Saturday, June 25, 2005

"Hate Speech" Legislation

After a lifetime of knowing the negative effect of hate speech, I now support the people's (not the government's) freedom to say what they please -- even if it is hateful. I'll try to explain why.
I now understand things I didn't when I was younger. Treatment of minorities (of all kinds) in America still has room for improvement, but things are a world better than they were in the 50's and 60's. What made that happen? It was education -- not legislation. Threats of punishment will temporarily force people to do something -- but only as long as force is applied. When people change their minds, you no longer have to force them.

Minorities are respected much more today than in the 50's and 60's. This is because speech was free (more or less). Minorities proclaimed their truths in the streets, with signs, with marches, in the churches, in the schools. They virtually "out-shouted" the "hate speech".

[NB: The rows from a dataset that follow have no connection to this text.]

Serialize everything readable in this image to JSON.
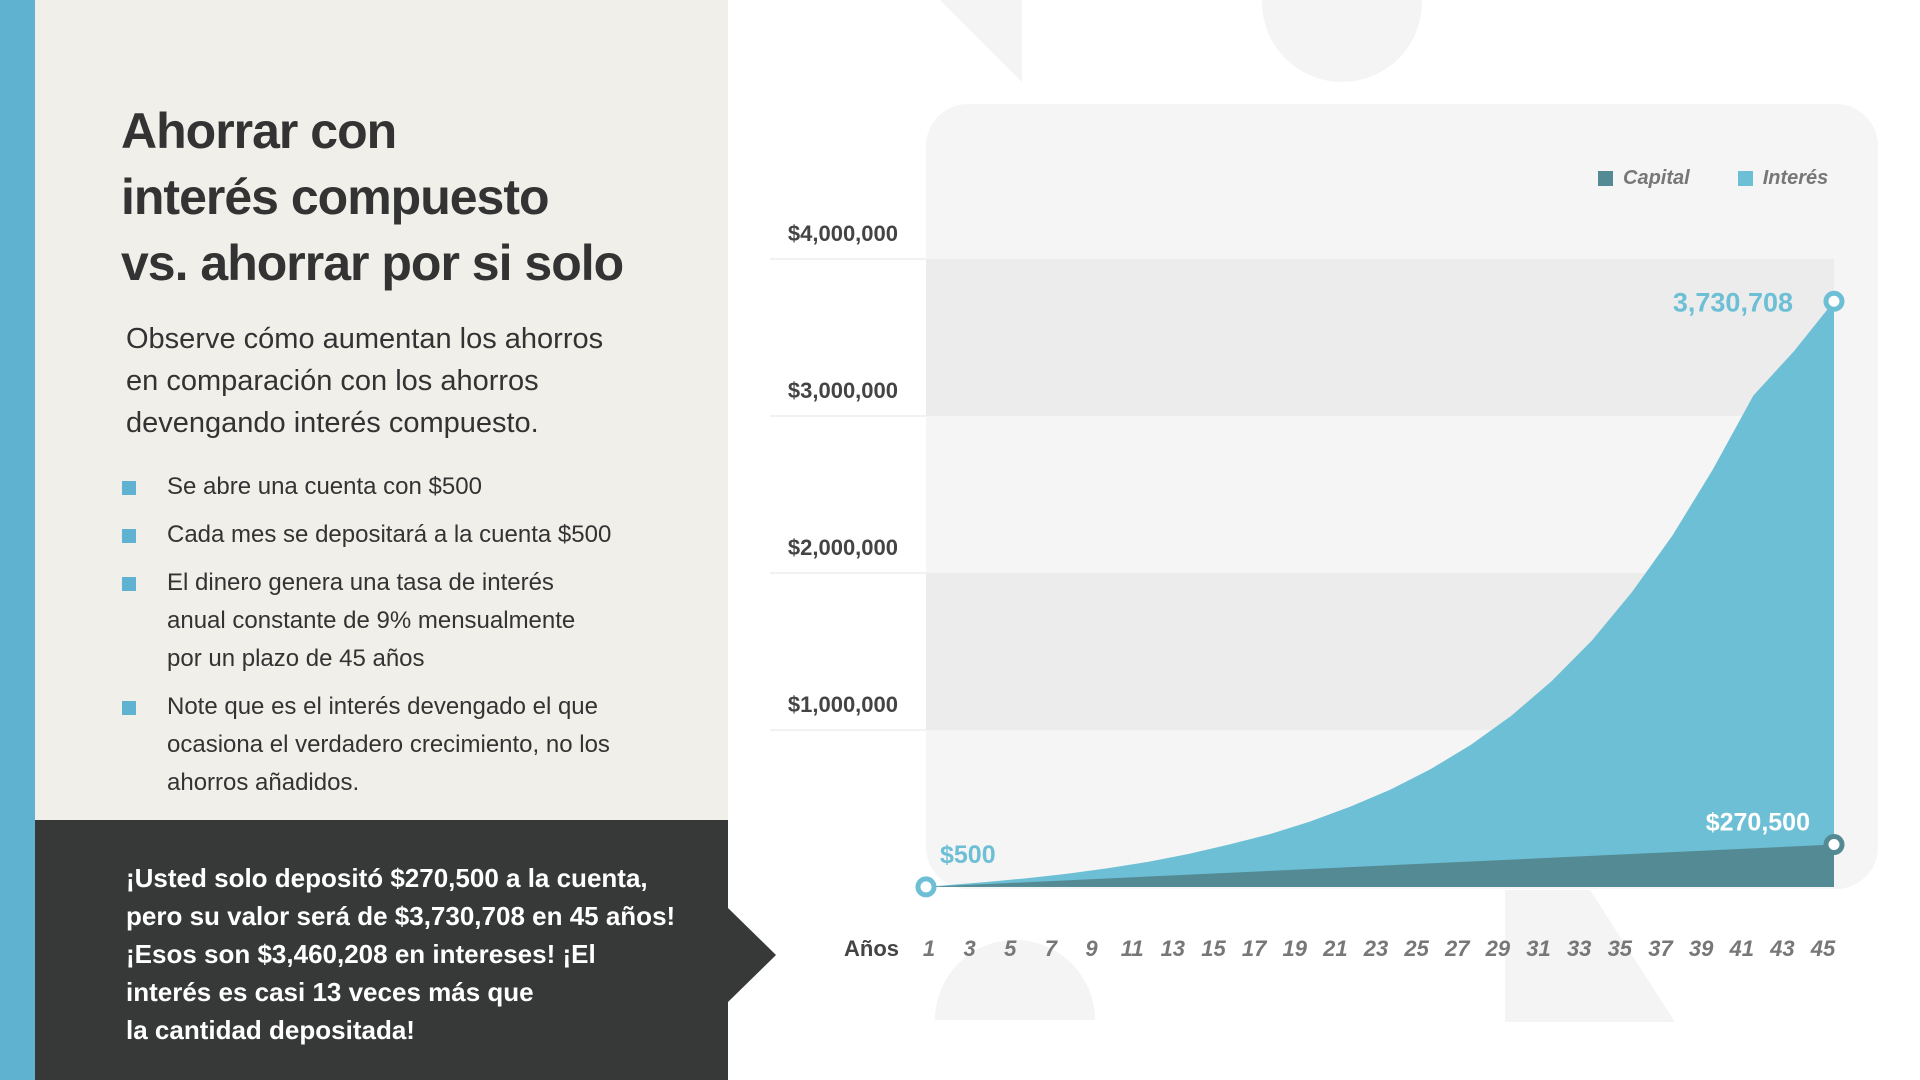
{
  "left": {
    "title_lines": [
      "Ahorrar con",
      "interés compuesto",
      "vs. ahorrar por si solo"
    ],
    "subtitle_lines": [
      "Observe cómo aumentan los ahorros",
      "en comparación con los ahorros",
      "devengando interés compuesto."
    ],
    "bullets": [
      {
        "lines": [
          "Se abre una cuenta con $500"
        ]
      },
      {
        "lines": [
          "Cada mes se depositará a la cuenta $500"
        ]
      },
      {
        "lines": [
          "El dinero genera una tasa de interés",
          "anual constante de 9% mensualmente",
          "por un plazo de 45 años"
        ]
      },
      {
        "lines": [
          "Note que es el interés devengado el que",
          "ocasiona el verdadero crecimiento, no los",
          "ahorros añadidos."
        ]
      }
    ],
    "callout_lines": [
      "¡Usted solo depositó $270,500 a la cuenta,",
      "pero su valor será de $3,730,708 en 45 años!",
      "¡Esos son $3,460,208 en intereses! ¡El",
      "interés es casi 13 veces más que",
      "la cantidad depositada!"
    ]
  },
  "colors": {
    "accent": "#5fb3d1",
    "capital": "#548a93",
    "interest": "#6dbfd5",
    "dark_panel": "#373838",
    "panel_bg": "#f0efe9"
  },
  "chart_data": {
    "type": "area",
    "xlabel": "Años",
    "ylabel": "",
    "x": [
      1,
      3,
      5,
      7,
      9,
      11,
      13,
      15,
      17,
      19,
      21,
      23,
      25,
      27,
      29,
      31,
      33,
      35,
      37,
      39,
      41,
      43,
      45
    ],
    "ylim": [
      0,
      4000000
    ],
    "y_ticks": [
      {
        "value": 1000000,
        "label": "$1,000,000"
      },
      {
        "value": 2000000,
        "label": "$2,000,000"
      },
      {
        "value": 3000000,
        "label": "$3,000,000"
      },
      {
        "value": 4000000,
        "label": "$4,000,000"
      }
    ],
    "legend_position": "top-right",
    "legend": [
      {
        "name": "Capital",
        "color": "#548a93"
      },
      {
        "name": "Interés",
        "color": "#6dbfd5"
      }
    ],
    "series": [
      {
        "name": "Capital",
        "start": {
          "year": 0,
          "value": 500
        },
        "end": {
          "year": 45,
          "value": 270500
        }
      },
      {
        "name": "Interés",
        "start": {
          "year": 0,
          "value": 500
        },
        "end": {
          "year": 45,
          "value": 3730708
        },
        "values": [
          11000,
          32000,
          56000,
          85000,
          120000,
          160000,
          210000,
          270000,
          335000,
          415000,
          510000,
          620000,
          750000,
          905000,
          1090000,
          1310000,
          1570000,
          1880000,
          2240000,
          2660000,
          3130000,
          3410000,
          3730708
        ]
      }
    ],
    "annotations": [
      {
        "label": "$500",
        "series": "Capital",
        "year": 0,
        "value": 500
      },
      {
        "label": "$270,500",
        "series": "Capital",
        "year": 45,
        "value": 270500
      },
      {
        "label": "3,730,708",
        "series": "Interés",
        "year": 45,
        "value": 3730708
      }
    ]
  }
}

There was government legislation that helped, but most were laws against acts, not speech. It was laws like those that abolished segregation and discrimination in schools, in the workplace, etc. It was legislation that let the disease of ignorant discrimination (on all sides) be successfuly treated with the right medicines -- education and assimilation.

Now, an entire generation exists that finds it hard to imagine a time when blacks were not allowed to drink from the same water fountains as whites, Indians were not sold whiskey in a bar, and neither were allowed to date white girls.

It was not the restriction of anyone's speech that led to a reduction of hate speech -- it was the freedom of all speech. Such freedom, along with education is the only way to ensure political, economic and social justice for all.